Central Limit Theorem
Pick a distribution: * Uniform – platykurtic * Binomial – symmetric and mesokurtic * Exponential – highly skewed * Gamma (shape = 3) – skewed * T (df =3) – high kurtosis
Slide the sample size up and down, notice how the empirical distribution function and histogram coverge to the normal distribution function and density.
#| standalone: true
#| viewerHeight: 750
library(shiny)
nmax <- 1000
mmax <- 100
rdist <- list(Uniform=runif,
Binomial= function(n) rbinom(n,1,.5),
Exponential = rexp,
Gamma = function(n) rgamma(n,3),
"T" = function(n) rt(n,3))
ui <- fluidPage(
inputPanel(
selectInput("dist",label="Distribution Type",
choices=c("Uniform","Binomial","Exponential","Gamma","T"),
selected="Unifor"),
sliderInput("NN", label = "Number of Samples:",
min = 25, max=nmax, value=nmax, step=5),
sliderInput("MM",label="Size of each sample:", min=1, max=mmax,value=1,step=1)
),
mainPanel(
plotOutput("convplot")))
server <- function (input,output) {
XX <- reactive(matrix(do.call(rdist[[input$dist]],list(nmax*mmax)),nmax,mmax))

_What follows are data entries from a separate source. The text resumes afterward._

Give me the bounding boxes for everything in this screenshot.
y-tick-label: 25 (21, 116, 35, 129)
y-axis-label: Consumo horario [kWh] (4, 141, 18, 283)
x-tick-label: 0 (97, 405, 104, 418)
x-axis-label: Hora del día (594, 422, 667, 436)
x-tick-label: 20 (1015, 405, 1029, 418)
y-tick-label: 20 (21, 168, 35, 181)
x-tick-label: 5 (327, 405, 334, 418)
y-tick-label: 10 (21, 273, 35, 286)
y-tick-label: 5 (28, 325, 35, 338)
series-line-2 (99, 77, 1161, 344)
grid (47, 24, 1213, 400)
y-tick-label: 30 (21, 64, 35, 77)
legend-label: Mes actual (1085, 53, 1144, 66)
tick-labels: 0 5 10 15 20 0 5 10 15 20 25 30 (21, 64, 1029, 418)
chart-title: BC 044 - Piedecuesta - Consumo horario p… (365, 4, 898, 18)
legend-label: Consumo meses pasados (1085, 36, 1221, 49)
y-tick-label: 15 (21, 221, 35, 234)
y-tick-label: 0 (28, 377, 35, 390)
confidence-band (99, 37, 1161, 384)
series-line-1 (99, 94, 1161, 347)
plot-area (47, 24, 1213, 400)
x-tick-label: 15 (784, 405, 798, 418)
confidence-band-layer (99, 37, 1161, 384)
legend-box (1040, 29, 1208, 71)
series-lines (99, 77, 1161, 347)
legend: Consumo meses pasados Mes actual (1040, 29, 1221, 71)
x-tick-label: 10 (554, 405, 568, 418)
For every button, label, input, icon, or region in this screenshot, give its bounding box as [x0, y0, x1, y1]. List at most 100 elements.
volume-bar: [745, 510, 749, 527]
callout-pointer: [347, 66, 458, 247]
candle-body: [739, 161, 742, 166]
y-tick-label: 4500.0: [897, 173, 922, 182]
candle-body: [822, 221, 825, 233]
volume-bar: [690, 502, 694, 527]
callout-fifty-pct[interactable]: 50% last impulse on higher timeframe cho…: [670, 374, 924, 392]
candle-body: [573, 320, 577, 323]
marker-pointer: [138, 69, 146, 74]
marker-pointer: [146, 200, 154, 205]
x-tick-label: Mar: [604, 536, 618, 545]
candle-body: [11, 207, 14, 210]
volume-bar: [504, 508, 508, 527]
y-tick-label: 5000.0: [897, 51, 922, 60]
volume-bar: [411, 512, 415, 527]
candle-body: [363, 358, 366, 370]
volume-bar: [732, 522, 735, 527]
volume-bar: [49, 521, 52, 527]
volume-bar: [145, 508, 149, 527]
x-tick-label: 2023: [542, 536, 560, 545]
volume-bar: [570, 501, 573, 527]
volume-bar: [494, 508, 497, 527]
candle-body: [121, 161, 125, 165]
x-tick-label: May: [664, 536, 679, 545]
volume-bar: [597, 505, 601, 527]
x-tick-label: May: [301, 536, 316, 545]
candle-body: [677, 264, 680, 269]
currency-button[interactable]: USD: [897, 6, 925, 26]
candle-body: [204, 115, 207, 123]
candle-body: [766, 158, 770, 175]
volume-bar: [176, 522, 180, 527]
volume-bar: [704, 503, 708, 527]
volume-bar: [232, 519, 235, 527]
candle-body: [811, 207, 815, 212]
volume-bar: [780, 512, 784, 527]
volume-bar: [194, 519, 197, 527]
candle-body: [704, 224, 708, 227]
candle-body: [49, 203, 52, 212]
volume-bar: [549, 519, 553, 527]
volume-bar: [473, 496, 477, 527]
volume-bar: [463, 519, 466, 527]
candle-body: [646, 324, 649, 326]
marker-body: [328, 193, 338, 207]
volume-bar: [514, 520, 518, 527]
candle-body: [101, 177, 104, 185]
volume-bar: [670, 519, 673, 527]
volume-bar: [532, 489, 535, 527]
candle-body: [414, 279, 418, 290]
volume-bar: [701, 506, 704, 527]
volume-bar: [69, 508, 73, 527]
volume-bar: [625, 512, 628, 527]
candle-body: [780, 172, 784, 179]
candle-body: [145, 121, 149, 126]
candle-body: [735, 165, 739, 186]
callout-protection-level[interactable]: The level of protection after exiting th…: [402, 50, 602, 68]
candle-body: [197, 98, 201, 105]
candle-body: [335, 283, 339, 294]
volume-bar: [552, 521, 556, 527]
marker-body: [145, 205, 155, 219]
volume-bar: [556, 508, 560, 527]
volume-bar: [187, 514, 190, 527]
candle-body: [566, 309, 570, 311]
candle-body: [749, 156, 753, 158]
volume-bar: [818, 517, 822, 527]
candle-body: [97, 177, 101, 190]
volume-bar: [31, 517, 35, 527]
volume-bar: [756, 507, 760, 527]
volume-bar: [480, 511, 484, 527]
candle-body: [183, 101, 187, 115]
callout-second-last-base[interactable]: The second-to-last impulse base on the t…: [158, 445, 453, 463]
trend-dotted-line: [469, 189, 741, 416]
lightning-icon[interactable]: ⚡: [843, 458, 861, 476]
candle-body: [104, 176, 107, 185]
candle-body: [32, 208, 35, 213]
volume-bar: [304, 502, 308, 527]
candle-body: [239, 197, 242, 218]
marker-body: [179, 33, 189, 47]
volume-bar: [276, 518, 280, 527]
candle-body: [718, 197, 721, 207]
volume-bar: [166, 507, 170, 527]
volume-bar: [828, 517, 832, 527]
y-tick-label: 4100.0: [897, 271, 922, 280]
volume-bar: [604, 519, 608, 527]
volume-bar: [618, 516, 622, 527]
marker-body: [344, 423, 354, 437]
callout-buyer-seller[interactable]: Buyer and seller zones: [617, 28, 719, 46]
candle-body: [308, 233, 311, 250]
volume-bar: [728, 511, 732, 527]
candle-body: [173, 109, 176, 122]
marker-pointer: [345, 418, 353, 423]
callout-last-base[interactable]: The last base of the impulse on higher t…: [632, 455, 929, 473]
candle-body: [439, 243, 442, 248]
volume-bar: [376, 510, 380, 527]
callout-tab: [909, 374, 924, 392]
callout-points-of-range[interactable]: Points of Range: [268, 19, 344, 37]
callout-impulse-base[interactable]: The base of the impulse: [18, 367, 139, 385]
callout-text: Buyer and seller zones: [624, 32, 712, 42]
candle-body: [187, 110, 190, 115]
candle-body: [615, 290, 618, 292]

output$convplot <- renderPlot({
layout(matrix(1:4,2,2))
X1 <- XX()[1:input$NN,1]
Xmean <- rowMeans(XX()[1:input$NN,1:input$MM,drop=FALSE])
hist(X1,main="Average of sample of size 1",probability=TRUE)
curve(dnorm(x,mean(X1),sd(X1)),add=TRUE,lty=2,col="red")
qqnorm(X1,main="Average of sample of size 1")
qqline(X1)
hist(Xmean,
main=paste("Average of sample of Size",input$MM),probability=TRUE)
curve(dnorm(x,mean(Xmean),sd(Xmean)),add=TRUE,lty=2,col="red")
qqnorm(Xmean,main=paste("Average of sample of Size",input$MM))
qqline(Xmean)
})
}
shinyApp(ui=ui,server=server)
The left column shows the original distribution. (I call that the black hat in my CLT demo.)
The right column shows the distribution of means of size \(M\) (adjusted with the second slider). (This is the white hat distribuiton, and \(M\) is the number of cards averaged to get the white hat value.)
The top row shows histograms with a normal curve on top.
The bottom row shows a QQ-plot. This shows how much the sample is different from a normal distribution. A normal distribution should be right on top of the diagonal line.
A U-shaped curve indicates skewness (and an upside down U is negatively skewed). Try the exponential distribution.
An S-shaped curve indicates high kurtosis (a backwards S, low kurtosis) Try the Student-t and Uniform distributions.
As \(M\) (the number of cards averages to get to the white hat) gets bigger, the distribution should get closer and closer to the normal distribution.
Take home
Even if the underlying data aren’t normal, the distribution of the means of various groups should be close to normal.
Close depends on the sample size.
A bigger sample is needed if the data are highly skewed (expontential and gamma) or leptokurtic (exponential and Student t).